3. Reflective intelligence. This refers to one's broad-based strategies for attacking problems, for learning, and for approaching intellectually challenging tasks. It includes attitudes that support persistence, systemization, and imagination. It includes self-monitoring and self-management.

In 1997, Dunlap defined four separate instructional methodologies that nurture learning skills for lifelong learning. These four methodologies are: problem-based learning (PBL)(Barrows & Tamblyn, 1980), intentional learning (Palincsar, 1990), reciprocal teaching (Palincsar & Brown, 1984), and cognitive apprenticeship(Collins, Brown & Holum, 1991).

Learning Power
The concept of learning power emerged in the 1980s and 1990s, in the writings of Guy Claxton. Learning Power, seen as a form of intelligence, is not primarily intellectual, but related to personality and styles, practical, consisting of interwoven capacities, seen as capable of development and refinement, and often referred to as dispositions(David Perkins, 1995), Habits of mind (Art Costa, 2000) or 'capacities' (Guy Claxton, 2002), instead of skills.

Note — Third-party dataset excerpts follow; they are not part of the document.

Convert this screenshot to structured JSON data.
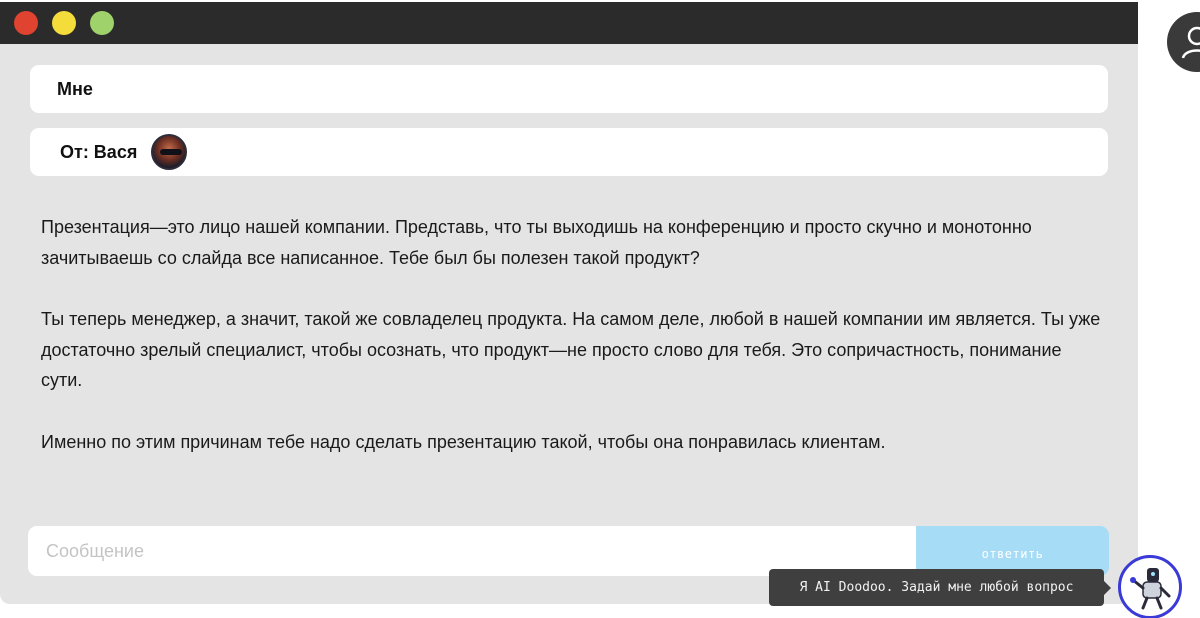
{
  "window": {
    "controls": [
      "close",
      "minimize",
      "maximize"
    ]
  },
  "mail": {
    "to": "Мне",
    "from_label": "От: Вася",
    "paragraphs": [
      "Презентация—это лицо нашей компании. Представь, что ты выходишь на конференцию и просто скучно и монотонно зачитываешь со слайда все написанное. Тебе был бы полезен такой продукт?",
      "Ты теперь менеджер, а значит, такой же совладелец продукта. На самом деле, любой в нашей компании им является. Ты уже достаточно зрелый специалист, чтобы осознать, что продукт—не просто слово для тебя. Это сопричастность, понимание сути.",
      "Именно по этим причинам тебе надо сделать презентацию такой, чтобы она понравилась клиентам."
    ]
  },
  "reply": {
    "placeholder": "Сообщение",
    "button_label": "ответить"
  },
  "assistant": {
    "tooltip": "Я AI Doodoo. Задай мне любой вопрос",
    "icon": "robot-icon"
  },
  "colors": {
    "titlebar": "#2b2b2b",
    "window_bg": "#e4e4e4",
    "button": "#a7dcf7",
    "close": "#e0432f",
    "minimize": "#f4dc3a",
    "maximize": "#9fd26a"
  }
}
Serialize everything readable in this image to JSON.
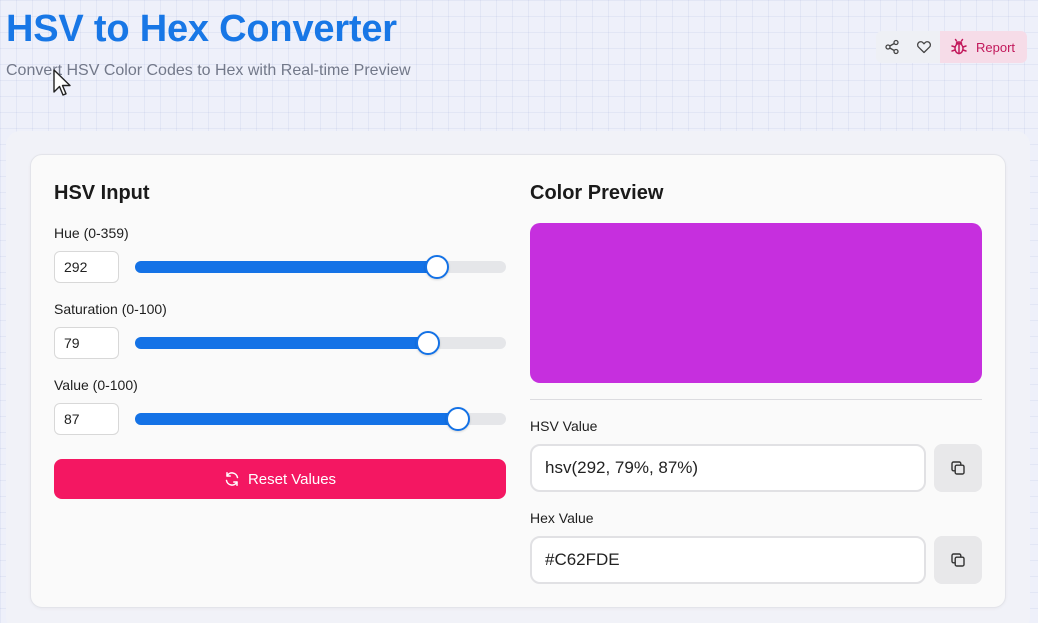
{
  "header": {
    "title": "HSV to Hex Converter",
    "subtitle": "Convert HSV Color Codes to Hex with Real-time Preview",
    "actions": {
      "share_icon": "share-icon",
      "favorite_icon": "heart-icon",
      "report_icon": "bug-icon",
      "report_label": "Report"
    }
  },
  "input_panel": {
    "title": "HSV Input",
    "fields": [
      {
        "label": "Hue (0-359)",
        "value": "292",
        "min": 0,
        "max": 359,
        "level": 292
      },
      {
        "label": "Saturation (0-100)",
        "value": "79",
        "min": 0,
        "max": 100,
        "level": 79
      },
      {
        "label": "Value (0-100)",
        "value": "87",
        "min": 0,
        "max": 100,
        "level": 87
      }
    ],
    "reset_label": "Reset Values",
    "reset_icon": "refresh-icon"
  },
  "preview_panel": {
    "title": "Color Preview",
    "color": "#C62FDE",
    "hsv_label": "HSV Value",
    "hsv_value": "hsv(292, 79%, 87%)",
    "hex_label": "Hex Value",
    "hex_value": "#C62FDE",
    "copy_icon": "copy-icon"
  },
  "colors": {
    "title_blue": "#1877e6",
    "slider_blue": "#1472e6",
    "reset_pink": "#f41762",
    "report_pink": "#c2185b"
  }
}
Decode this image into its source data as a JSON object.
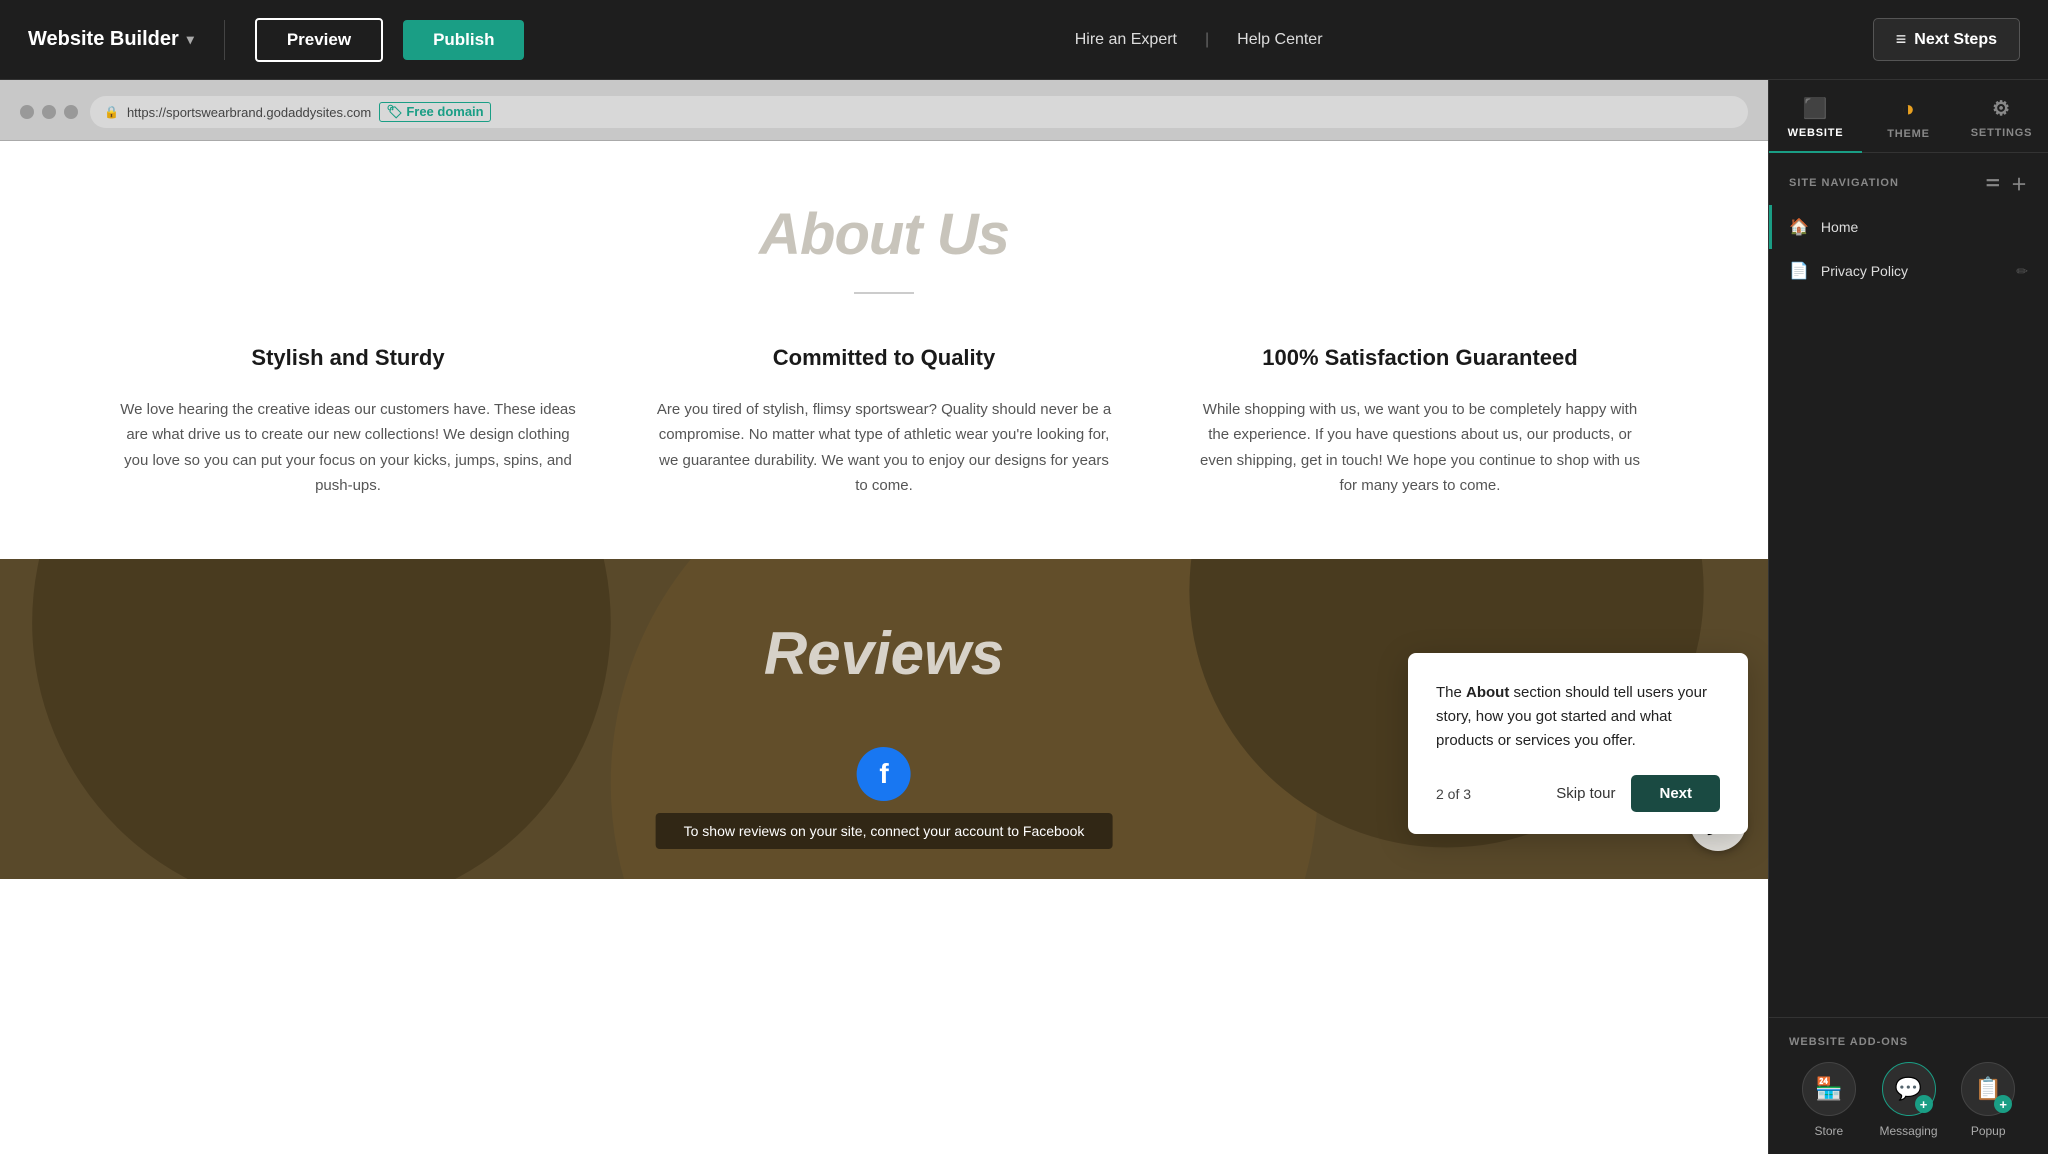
{
  "topbar": {
    "brand_label": "Website Builder",
    "chevron": "▾",
    "preview_label": "Preview",
    "publish_label": "Publish",
    "hire_expert_label": "Hire an Expert",
    "separator": "|",
    "help_center_label": "Help Center",
    "next_steps_label": "Next Steps",
    "next_steps_icon": "≡"
  },
  "browser": {
    "url": "https://sportswearbrand.godaddysites.com",
    "free_domain_label": "🏷 Free domain"
  },
  "about_section": {
    "title": "About Us",
    "divider": "",
    "columns": [
      {
        "heading": "Stylish and Sturdy",
        "body": "We love hearing the creative ideas our customers have. These ideas are what drive us to create our new collections! We design clothing you love so you can put your focus on your kicks, jumps, spins, and push-ups."
      },
      {
        "heading": "Committed to Quality",
        "body": "Are you tired of stylish, flimsy sportswear? Quality should never be a compromise. No matter what type of athletic wear you're looking for, we guarantee durability. We want you to enjoy our designs for years to come."
      },
      {
        "heading": "100% Satisfaction Guaranteed",
        "body": "While shopping with us, we want you to be completely happy with the experience. If you have questions about us, our products, or even shipping, get in touch! We hope you continue to shop with us for many years to come."
      }
    ]
  },
  "reviews_section": {
    "title": "Reviews",
    "fb_connect_text": "To show reviews on your site, connect your account to Facebook"
  },
  "tooltip": {
    "text_prefix": "The ",
    "text_bold": "About",
    "text_suffix": " section should tell users your story, how you got started and what products or services you offer.",
    "counter": "2 of 3",
    "skip_label": "Skip tour",
    "next_label": "Next"
  },
  "sidebar": {
    "tabs": [
      {
        "label": "WEBSITE",
        "icon": "⬛",
        "active": true
      },
      {
        "label": "THEME",
        "icon": "⬤"
      },
      {
        "label": "SETTINGS",
        "icon": "⚙"
      }
    ],
    "site_navigation_label": "SITE NAVIGATION",
    "nav_items": [
      {
        "label": "Home",
        "icon": "🏠",
        "active": true
      },
      {
        "label": "Privacy Policy",
        "icon": "📄",
        "active": false,
        "has_edit": true
      }
    ],
    "addons_label": "WEBSITE ADD-ONS",
    "addons": [
      {
        "label": "Store",
        "icon": "🏪",
        "has_badge": false
      },
      {
        "label": "Messaging",
        "icon": "💬",
        "has_badge": true
      },
      {
        "label": "Popup",
        "icon": "📋",
        "has_badge": true
      }
    ]
  },
  "colors": {
    "accent_teal": "#1a9e85",
    "dark_teal": "#1a4a42",
    "sidebar_bg": "#1e1e1e",
    "topbar_bg": "#1e1e1e",
    "canvas_bg": "#b0b0b0"
  }
}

According to Smith and Spurling (1999), “lifelong learning relates to learning that takes place throughout the lifespan. It includes the main types of learning, informal and formal education, as well as self-directed learning. Lifelong learning is continuous and is maintained throughout life. The process of learning in this capacity is intentional and is expressed through a strategy that may be appraised over time.”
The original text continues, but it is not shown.